Sunday, July 15, 2007

Bill Bryson - A Short History of Nearly Everything

This is just about the best introduction to science generally for non-scientists that I've ever read.

Bill Bryson manages to cover topics such as cosmology, geophysics, astrophysics, very basic chemistry and atomic physics, paleontology and evolutionary biology, all from the point of view of how they were discovered, thought of or argued about, and always focusing on the interesting characters involved as much as the science. He is refreshing in his honesty sometimes. Yes, it's only a basic introduction, yes, he makes a couple of mistakes, but I still learnt stuff about some of the characters and arguments involved in the history of science.

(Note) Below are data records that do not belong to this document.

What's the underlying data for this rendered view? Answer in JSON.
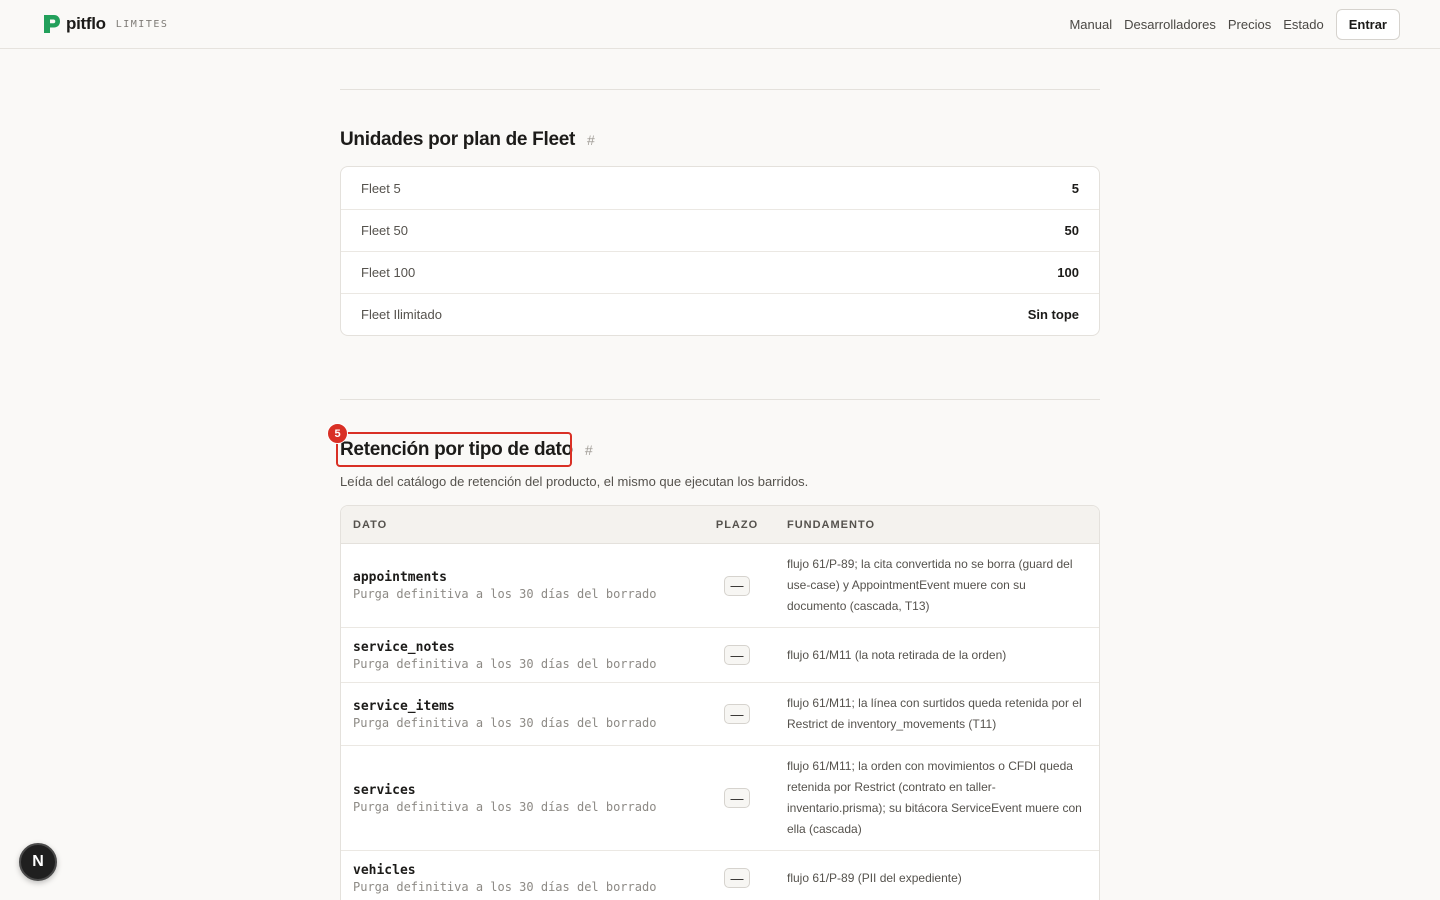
{
  "header": {
    "brand": "pitflo",
    "tag": "LIMITES",
    "nav": [
      "Manual",
      "Desarrolladores",
      "Precios",
      "Estado"
    ],
    "enter_label": "Entrar"
  },
  "fleet_section": {
    "title": "Unidades por plan de Fleet",
    "hash": "#",
    "rows": [
      {
        "label": "Fleet 5",
        "value": "5"
      },
      {
        "label": "Fleet 50",
        "value": "50"
      },
      {
        "label": "Fleet 100",
        "value": "100"
      },
      {
        "label": "Fleet Ilimitado",
        "value": "Sin tope"
      }
    ]
  },
  "retention_section": {
    "badge": "5",
    "title": "Retención por tipo de dato",
    "hash": "#",
    "description": "Leída del catálogo de retención del producto, el mismo que ejecutan los barridos.",
    "columns": [
      "DATO",
      "PLAZO",
      "FUNDAMENTO"
    ],
    "rows": [
      {
        "name": "appointments",
        "sub": "Purga definitiva a los 30 días del borrado",
        "term": "—",
        "basis": "flujo 61/P-89; la cita convertida no se borra (guard del use-case) y AppointmentEvent muere con su documento (cascada, T13)"
      },
      {
        "name": "service_notes",
        "sub": "Purga definitiva a los 30 días del borrado",
        "term": "—",
        "basis": "flujo 61/M11 (la nota retirada de la orden)"
      },
      {
        "name": "service_items",
        "sub": "Purga definitiva a los 30 días del borrado",
        "term": "—",
        "basis": "flujo 61/M11; la línea con surtidos queda retenida por el Restrict de inventory_movements (T11)"
      },
      {
        "name": "services",
        "sub": "Purga definitiva a los 30 días del borrado",
        "term": "—",
        "basis": "flujo 61/M11; la orden con movimientos o CFDI queda retenida por Restrict (contrato en taller-inventario.prisma); su bitácora ServiceEvent muere con ella (cascada)"
      },
      {
        "name": "vehicles",
        "sub": "Purga definitiva a los 30 días del borrado",
        "term": "—",
        "basis": "flujo 61/P-89 (PII del expediente)"
      }
    ]
  },
  "fab_label": "N"
}
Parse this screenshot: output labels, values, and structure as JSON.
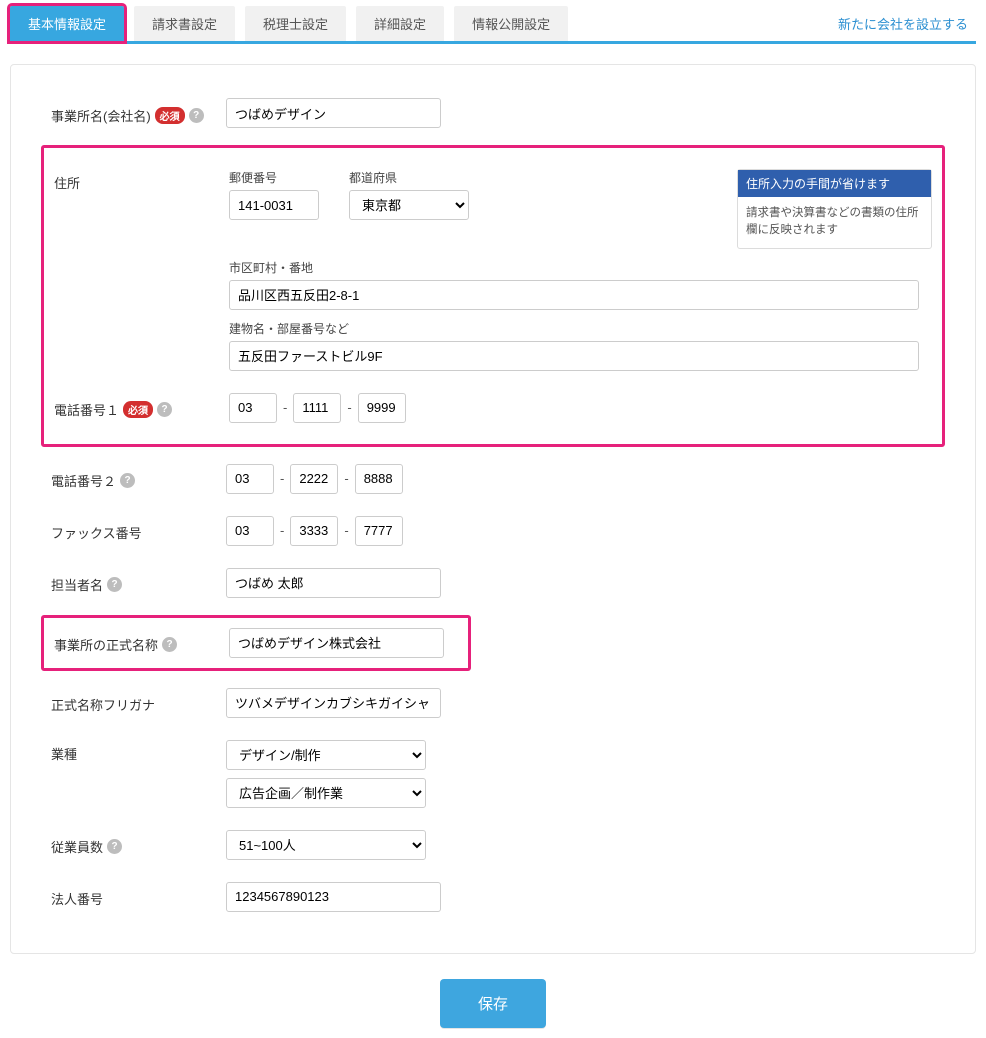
{
  "tabs": [
    "基本情報設定",
    "請求書設定",
    "税理士設定",
    "詳細設定",
    "情報公開設定"
  ],
  "topLink": "新たに会社を設立する",
  "labels": {
    "companyName": "事業所名(会社名)",
    "address": "住所",
    "postal": "郵便番号",
    "prefecture": "都道府県",
    "city": "市区町村・番地",
    "building": "建物名・部屋番号など",
    "phone1": "電話番号１",
    "phone2": "電話番号２",
    "fax": "ファックス番号",
    "contact": "担当者名",
    "officialName": "事業所の正式名称",
    "officialKana": "正式名称フリガナ",
    "industry": "業種",
    "employees": "従業員数",
    "corpNumber": "法人番号"
  },
  "values": {
    "companyName": "つばめデザイン",
    "postal": "141-0031",
    "prefecture": "東京都",
    "city": "品川区西五反田2-8-1",
    "building": "五反田ファーストビル9F",
    "phone1": [
      "03",
      "1111",
      "9999"
    ],
    "phone2": [
      "03",
      "2222",
      "8888"
    ],
    "fax": [
      "03",
      "3333",
      "7777"
    ],
    "contact": "つばめ 太郎",
    "officialName": "つばめデザイン株式会社",
    "officialKana": "ツバメデザインカブシキガイシャ",
    "industry1": "デザイン/制作",
    "industry2": "広告企画／制作業",
    "employees": "51~100人",
    "corpNumber": "1234567890123"
  },
  "required": "必須",
  "note": {
    "title": "住所入力の手間が省けます",
    "body": "請求書や決算書などの書類の住所欄に反映されます"
  },
  "saveLabel": "保存",
  "sep": "-"
}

If you want something heavier, Gribbin's History of Science is much more thorough and a good read. If you want something more fun and interesting, this is great.


Anonymous said...

I think he tells the story (or stories) very well.

Out of interest what mistakes did you spot?

John said...

Yes - he is a very gifted storyteller. Much much better than me!

The mistake that springs to mind, and was quick to find, was that on p145 of the pictured edition, he says anything beyond 168 as an atomic weight is considered 'purely speculative'.

If that's atomic number rather than atomic weight, it makes sense. Otherwise U238 makes it look kind of silly.